'We got it wrong' says Neil Wagner as buffeted Black Caps bowlers regroup
A frustrated New Zealand bowling attack blew their big chance in the Wellington gale as Bangladesh counter-punched and took a points decision on day one of the first cricket test.
Now the buffeted Black Caps need to regroup for a big morning's effort on a calmer Friday to quell the tourists who showed admirable fight and discipline to reach 154-3 at stumps.
There was no question New Zealand would bowl first after Kane Williamson won the toss, but in a tick over three hours of play the quicks extracted little from the soft, green sward and the ball never swung. The gusts recorded at up to 137kmh in the city and forced camera operators down from their scaffolding at the southern end provided some excuse.
Last February the hosts lasted just 48 overs after being sent in by Australia at the Basin Reserve; now a decent scrap looms after Bangladesh reached the 41st over before stumps in the gloom. Their mini-destroyer Mominul Haque, all 161cm of him, was unbeaten on 64 and averages a staggering 220 against New Zealand in tests.
"Today is Bangladesh's day. We pride ourselves as a bowling unit to use those conditions as best we can and bowl in partnerships and put the ball in the right areas for long periods. We missed a little bit and we got hurt," said Neil Wagner, who added some late energy and snared the important scalp of Mahmudullah for 26.
"Tamim [Iqbal] batted really well and all the Bangladeshis batted well. They showed a lot of intent and they put the bad ball away which put us on the back foot. We never really settled into a rhythm."
Wagner felt there was enough in the pitch for them to exploit when they got it right.
The new ball duo Trent Boult and Tim Southee were again a mixed bag. Boult was savaged by Tamim (56 off 50) early on then finished well with a hint of reverse swing. Southee was the pick in the opening stanzas but suffered late as both went at four an over on a true, if slightly sluggish pitch that may quicken up.
It was tough viewing as gusts rattled the Vance Stand and rain swept across the outfield.

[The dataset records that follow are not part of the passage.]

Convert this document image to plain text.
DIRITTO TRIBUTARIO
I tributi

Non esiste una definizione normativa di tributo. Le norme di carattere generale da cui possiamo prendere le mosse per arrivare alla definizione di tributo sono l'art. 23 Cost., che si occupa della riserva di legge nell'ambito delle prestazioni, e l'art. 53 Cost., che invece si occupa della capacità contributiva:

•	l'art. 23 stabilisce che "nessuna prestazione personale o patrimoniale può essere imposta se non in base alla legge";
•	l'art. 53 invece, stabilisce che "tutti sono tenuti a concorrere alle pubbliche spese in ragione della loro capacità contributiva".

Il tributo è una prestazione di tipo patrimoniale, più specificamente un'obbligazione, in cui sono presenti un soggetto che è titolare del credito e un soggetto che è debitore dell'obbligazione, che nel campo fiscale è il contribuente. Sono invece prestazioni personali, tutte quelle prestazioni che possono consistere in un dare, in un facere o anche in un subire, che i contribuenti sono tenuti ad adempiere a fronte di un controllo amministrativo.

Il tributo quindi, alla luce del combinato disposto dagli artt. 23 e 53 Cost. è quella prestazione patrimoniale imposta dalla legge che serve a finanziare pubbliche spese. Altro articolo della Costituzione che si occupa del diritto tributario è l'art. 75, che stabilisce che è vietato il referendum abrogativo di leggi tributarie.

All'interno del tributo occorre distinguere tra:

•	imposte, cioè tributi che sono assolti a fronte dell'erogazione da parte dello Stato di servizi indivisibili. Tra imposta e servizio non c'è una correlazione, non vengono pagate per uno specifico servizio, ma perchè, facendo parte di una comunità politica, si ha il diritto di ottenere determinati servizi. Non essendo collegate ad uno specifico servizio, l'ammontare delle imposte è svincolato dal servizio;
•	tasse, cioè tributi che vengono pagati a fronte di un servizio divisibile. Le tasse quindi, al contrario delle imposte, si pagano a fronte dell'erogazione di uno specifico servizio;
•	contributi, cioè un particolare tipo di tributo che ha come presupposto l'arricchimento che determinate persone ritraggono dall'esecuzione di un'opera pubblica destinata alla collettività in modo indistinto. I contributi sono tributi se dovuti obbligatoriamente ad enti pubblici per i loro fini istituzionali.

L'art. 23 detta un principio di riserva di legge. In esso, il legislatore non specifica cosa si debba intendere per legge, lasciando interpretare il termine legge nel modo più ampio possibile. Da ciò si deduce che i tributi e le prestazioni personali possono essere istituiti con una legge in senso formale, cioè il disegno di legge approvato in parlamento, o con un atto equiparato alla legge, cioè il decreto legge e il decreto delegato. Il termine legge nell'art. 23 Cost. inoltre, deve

Batsmen backed away, bowlers lost their run-ups and hats went flying.
But it certainly wasn't the expected one-way traffic and Bangladesh's batsmen fought instead of folded - as they'd done in five heavy test defeats in New Zealand.
Tamim averaged 39 in six Twenty20 matches for Wellington in 2012-13 but quipped that hardly prepared him for what he walked into.
The pitch was far greener than he'd seen and the wind felt like he was being shoved by the shirt.
"There was something on the wicket but we put the bad balls away. I thought if Mahmudullah was there at the end it would be the ideal day for us. We played very well," said Tamim.
"We're happy [with 154-3]. History says something else. That first innings is really difficult on this wicket and not too many runs have been scored by best of teams. We handled them well."
Tamim, a top quality player who often leaves home fans wanting more, got things rolling after opening partner Imrul Kayes fell for the leg side trap.
Ball tracking technology again proved baffling, giving Tamim a let-off then ending his innings lbw to Boult. On 31, Colin de Grandhomme looked to have him dead in front but New Zealand's challenge was struck down when ball tracker showed the ball bouncing over. From side on it never looked to be too high, and the wind may have interfered with the reading.
Then on 56 a shout from Boult that looked to be high was given on review. Another head-scratcher and more big questionmarks over ball tracker's accuracy.
Mominul, 25 and barely over stump height, backed up scores of 181, 22 not out, 47 and 126 not out from the 2013 home series against New Zealand with another quality knock. His three boundaries in one Boult over were high class, all around the wicket, he left well and picked off the bowlers when they strayed. A bouncer barrage surely awaits on day two, for the man who arrived with an average of 52 from 19 tests.
"We are fighters and we'll come back fighting and know we can put the ball in the right area. If we do you never know what we'll get out of the wicket. There's still enough in there," Wagner said.
"We'll assess conditions and start really positive and aggressive and put the squeeze back on them. If we get two quick wickets it changes quickly and that could set up the game."